À l’approche des prochaines échéances électorales, différentes questions de société sont posées aux candidats, notamment celle du droit pour les enfants nés sous X à connaître leurs origines. Je ne suis personnellement pas favorable à cette demande.

Trois catégories d’acteurs sont concernés par une naissance sous X : l’enfant-né, la famille adoptive de cet enfant et le donneur biologique de gamète, ainsi que sa famille.

Le don de gamète est autorisé en France depuis 1973, sous trois conditions redéfinies dans la loi de bioéthique du 6 août 2004 modifiée en 2011 : le don est volontaire, gratuit et anonyme.

Un donneur de sperme doit être âgé d’au moins 45 ans et avoir déjà eu un enfant, pour prouver la viabilité de sa semence.

Une donneuse d’ovocyte a besoin de l’accord de l’autre membre de son couple pour donner. Elle peut revenir sur son consentement jusqu’à ce que son ovocyte soit utilisé.

En France, la pratique du don anonyme est donc garantie dans l’arrêté relatif aux règles des bonnes pratiques cliniques et biologiques d’assistance médicale à la procréation. Ce texte sert de préalable au consentement au don.

Si donc l’on devait modifier la loi, nous ne devrions pas le faire de manière rétroactive, parce que ce n’est pas autorisé par la Loi (article 2 du Code civil). Ensuite, par respect des familles déjà constituées. Les pétitionnaires actuels ne seraient donc pas satisfaits dans leurs revendications.

Nous pouvons toutefois nous poser la question de ce que l’on pourrait faire dans le futur, avec le problème des enfants conçus à l’étranger, et dont le parent biologique n’a pas été soumis à l’anonymat imposé par la loi française lors de son don.


Lorsque je lis la pétition qui m’est soumise par le biais de Change.org, le pétitionnaire cherche une reconnaissance, une généalogie, un passé. Est-il le seul à se lancer dans cette quête identitaire ? Je ne le pense pas, même si cet homme veut parler au nom de tous.

Toutefois, lorsqu’il évoque un sentiment de culpabilité et des difficultés à se construire sereinement, je m’interroge sur la psychologie de cet homme, qui me paraît égoïste. Comment font les orphelins sans familles ? Ne peut-il pas se construire dans sa famille adoptive ?

Une comparaison me vient en tête par rapport à l’immigration. Donc pour cet homme, on ne peut pas s’assimiler parce que cela force à passer outre ses origines, donc cela empêche de se construire. Mais comment ont fait toutes nos générations précédentes ?

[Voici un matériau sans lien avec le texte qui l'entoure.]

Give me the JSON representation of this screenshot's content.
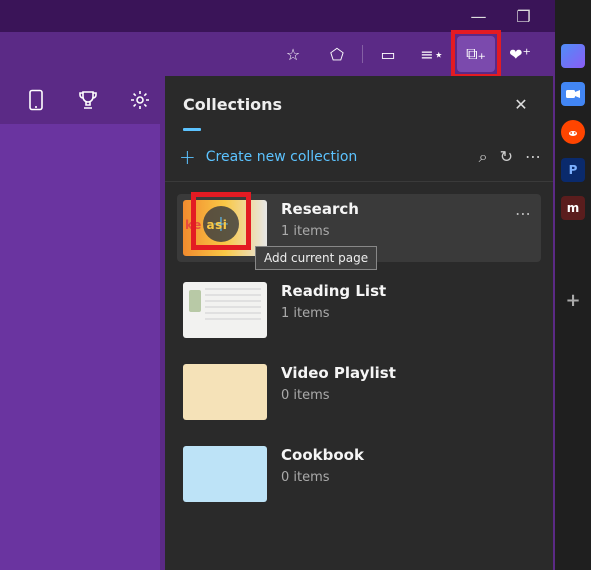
{
  "window": {
    "min": "—",
    "restore": "❐",
    "close": "✕"
  },
  "toolbar": {
    "favorite": "☆",
    "extensions": "⬠",
    "split": "▭",
    "favorites_hub": "≡⋆",
    "collections": "⧉₊",
    "heart": "❤⁺",
    "more": "⋯"
  },
  "subbar": {
    "mobile": "📱",
    "trophy": "🏆",
    "settings": "⚙"
  },
  "panel": {
    "title": "Collections",
    "close": "✕",
    "create_label": "Create new collection",
    "search": "⌕",
    "refresh": "↻",
    "more": "⋯",
    "tooltip": "Add current page",
    "items": [
      {
        "name": "Research",
        "count": "1 items"
      },
      {
        "name": "Reading List",
        "count": "1 items"
      },
      {
        "name": "Video Playlist",
        "count": "0 items"
      },
      {
        "name": "Cookbook",
        "count": "0 items"
      }
    ],
    "item_more": "⋯",
    "add_plus": "+"
  },
  "sidebar": {
    "cam": "📷",
    "reddit": "●",
    "pp": "P",
    "m": "m",
    "plus": "+"
  }
}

Est-ce que c’est la Justice que de dévoiler illégalement, si on le peut, les origines d’un enfant, au mépris d’un consentement signé, aux dépends de l’enfant ? Est-ce que c’est la vérité de réfuter que les parents d’un enfant sont ceux qui l’ont élevé et qui ont pris soin de lui ?

L’administration française doit respecter la Loi et ne pas permettre aux enfants nés sous X de savoir qui sont leurs parents biologiques. L’excuse de la nécessité de savoir par rapport aux maladies génétiques est bidon ; elles peuvent aussi être le fait d’une mutation personnelle.


Pourquoi pas un accouchement sous discrétion, mais si les donneurs sont d’accord exclusivement ! Mais là aussi, quelle est la responsabilité des parents qui acceptent de donner la vie pour un enfant qui ne sera pas le leur ? Cette évolution ne serait pas humaniste.

Vouloir appliquer la traçabilité des animaux aux hommes est scandaleux. Celle-ci est effectuée soit pour des impératifs hygiéniques en vue d’être consommé, soit pour des questions racialistes qui doivent nous choquer en tant qu’humains civilisés.

Je lis dans ce texte la déception d’un homme qui au demeurant mystifie son passé pour chercher un mieux dans son histoire personnelle, probablement parce qu’il n’est pas satisfait de lui-même. Qu’est-ce que cela changera pour lui de connaître ses origines biologiques ?

Nous sommes ici au cœur du mythe historique de l’intégration qui tend à nous faire croire que c’est à partir du passé que nous connaissons le présent et anticipons le futur. Une excuse bien pratique pour arrêter d’écrire l’Histoire, en nous empêchant d’écrire notre présent.